Tips on how to Make Strawberry Protein Muffins




- Mix the moist components. Add the applesauce, eggs, cottage cheese, and yogurt to a blender with the sugar and vanilla. Mix till there aren’t any curds of cottage cheese remaining.
- Mix the dry components. In the meantime, whisk the oat flour, almond flour, protein powder, salt, and baking powder in a bowl.




- Combine and relaxation the batter. Fold the blended moist components into the dry components. Let the batter relaxation for 10 minutes earlier than folding within the strawberries. I often put aside a couple of strawberry chunks to garnish the tops of the muffins earlier than baking.




- Bake. Divide the batter between the lined wells of a 12-well muffin tin.

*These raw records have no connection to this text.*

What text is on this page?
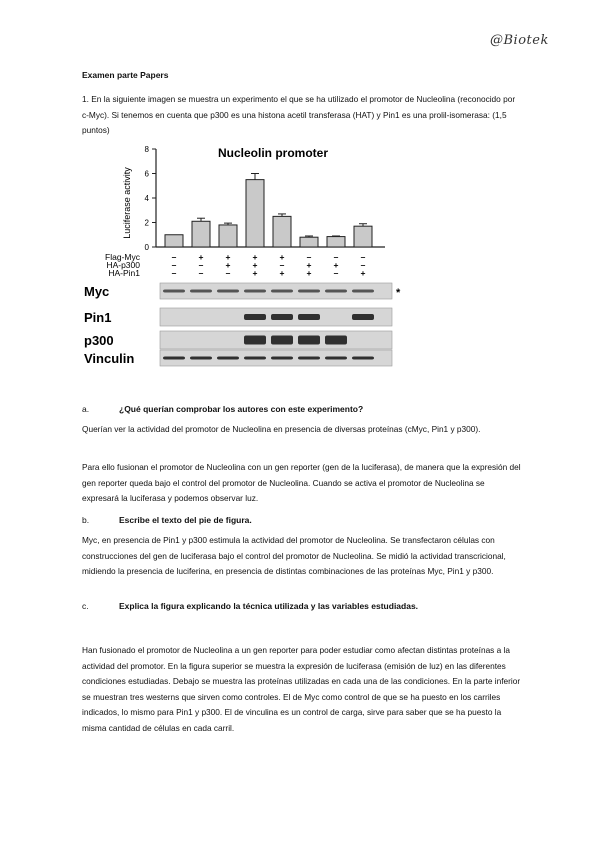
@Biotek
Examen parte Papers
1. En la siguiente imagen se muestra un experimento el que se ha utilizado el promotor de Nucleolina (reconocido por c-Myc). Si tenemos en cuenta que p300 es una histona acetil transferasa (HAT) y Pin1 es una prolil-isomerasa: (1,5 puntos)
Nucleolin promoter
Luciferase activity
0
2
4
6
8
Flag-Myc	–	+	+	+	+	–	–	–
HA-p300	–	–	+	+	–	+	+	–
HA-Pin1	–	–	–	+	+	+	–	+
Myc	*
Pin1
p300
Vinculin
a.	¿Qué querían comprobar los autores con este experimento?
Querían ver la actividad del promotor de Nucleolina en presencia de diversas proteínas (cMyc, Pin1 y p300).
Para ello fusionan el promotor de Nucleolina con un gen reporter (gen de la luciferasa), de manera que la expresión del gen reporter queda bajo el control del promotor de Nucleolina. Cuando se activa el promotor de Nucleolina se expresará la luciferasa y podemos observar luz.
b.	Escribe el texto del pie de figura.
Myc, en presencia de Pin1 y p300 estimula la actividad del promotor de Nucleolina. Se transfectaron células con construcciones del gen de luciferasa bajo el control del promotor de Nucleolina. Se midió la actividad transcricional, midiendo la presencia de luciferina, en presencia de distintas combinaciones de las proteínas Myc, Pin1 y p300.
c.	Explica la figura explicando la técnica utilizada y las variables estudiadas.
Han fusionado el promotor de Nucleolina a un gen reporter para poder estudiar como afectan distintas proteínas a la actividad del promotor. En la figura superior se muestra la expresión de luciferasa (emisión de luz) en las diferentes condiciones estudiadas. Debajo se muestra las proteínas utilizadas en cada una de las condiciones. En la parte inferior se muestran tres westerns que sirven como controles. El de Myc como control de que se ha puesto en los carriles indicados, lo mismo para Pin1 y p300. El de vinculina es un control de carga, sirve para saber que se ha puesto la misma cantidad de células en cada carril.
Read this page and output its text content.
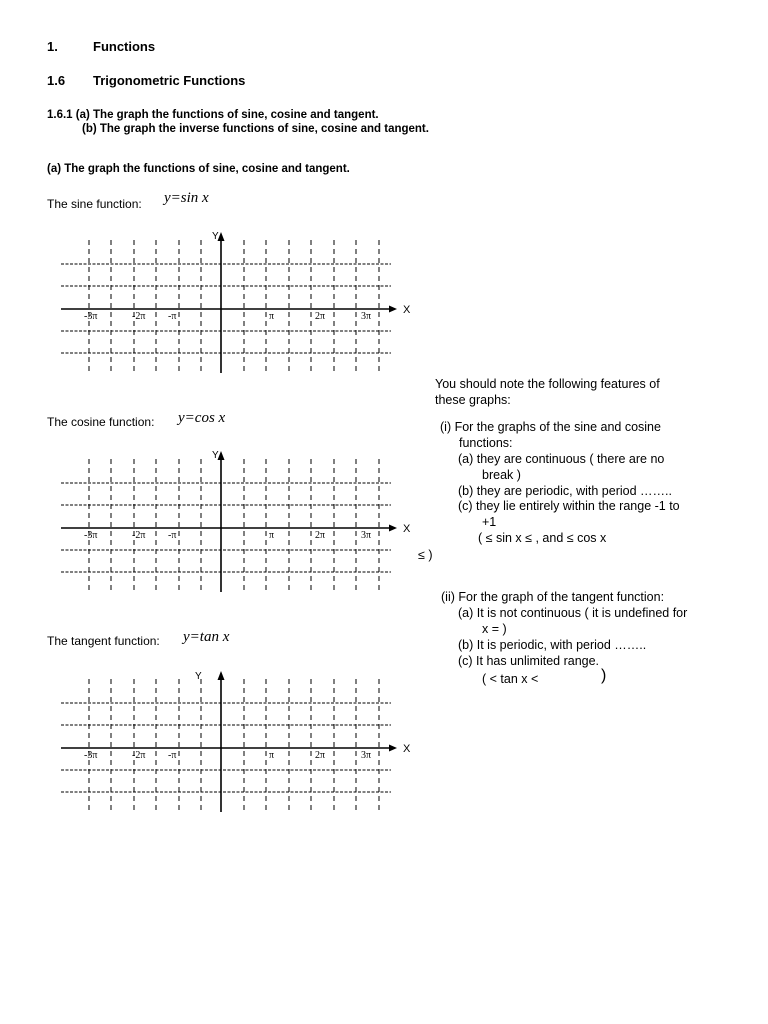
1.	Functions
1.6 Trigonometric Functions
1.6.1 (a) The graph the functions of sine, cosine and tangent.
(b) The graph the inverse functions of sine, cosine and tangent.
(a) The graph the functions of sine, cosine and tangent.
The sine function: y=sin x
X
Y
-3π	-2π -π	π	2π	3π
The cosine function: y=cos x
X
Y
-3π	-2π -π	π	2π	3π
The tangent function: y=tan x
X
Y
-3π	-2π -π	π	2π	3π
You should note the following features of
these graphs:
(i) For the graphs of the sine and cosine
functions:
(a) they are continuous ( there are no
break )
(b) they are periodic, with period ……..
(c) they lie entirely within the range -1 to
+1
( ≤ sin x ≤ , and ≤ cos x
≤ )
(ii) For the graph of the tangent function:
(a) It is not continuous ( it is undefined for
x = )
(b) It is periodic, with period ……..
(c) It has unlimited range.
( < tan x <	)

Earlier than baking, I’ll often press a couple of reserved strawberry items into the tops of the muffins. Bake the muffins at 350ºF for 25 minutes, or till a toothpick comes out clear. These protein muffins ought to cool utterly within the pan earlier than you serve or retailer them.
Mini Muffins
To bake the batter in a mini muffin pan as an alternative, you’ll must shorten the baking time to 10-14 minutes. The oven temperature can keep the identical (350ºF). I like to recommend filling the muffin wells ¾ full, which is about 1-2 tablespoons of batter per liner.


Storage and Freezing
- Retailer at room temperature. Wait till these protein muffins have utterly cooled earlier than storing, or they could get soggy. Seal them in a container or a resealable bag to maintain in a cool, dry location.
- Freeze for as much as 2 months. Retailer the cooled muffins in a big freezer bag or freezer-safe container. These protein muffins thaw comparatively shortly at room temperature. Good for a grab-and-go breakfast or snack!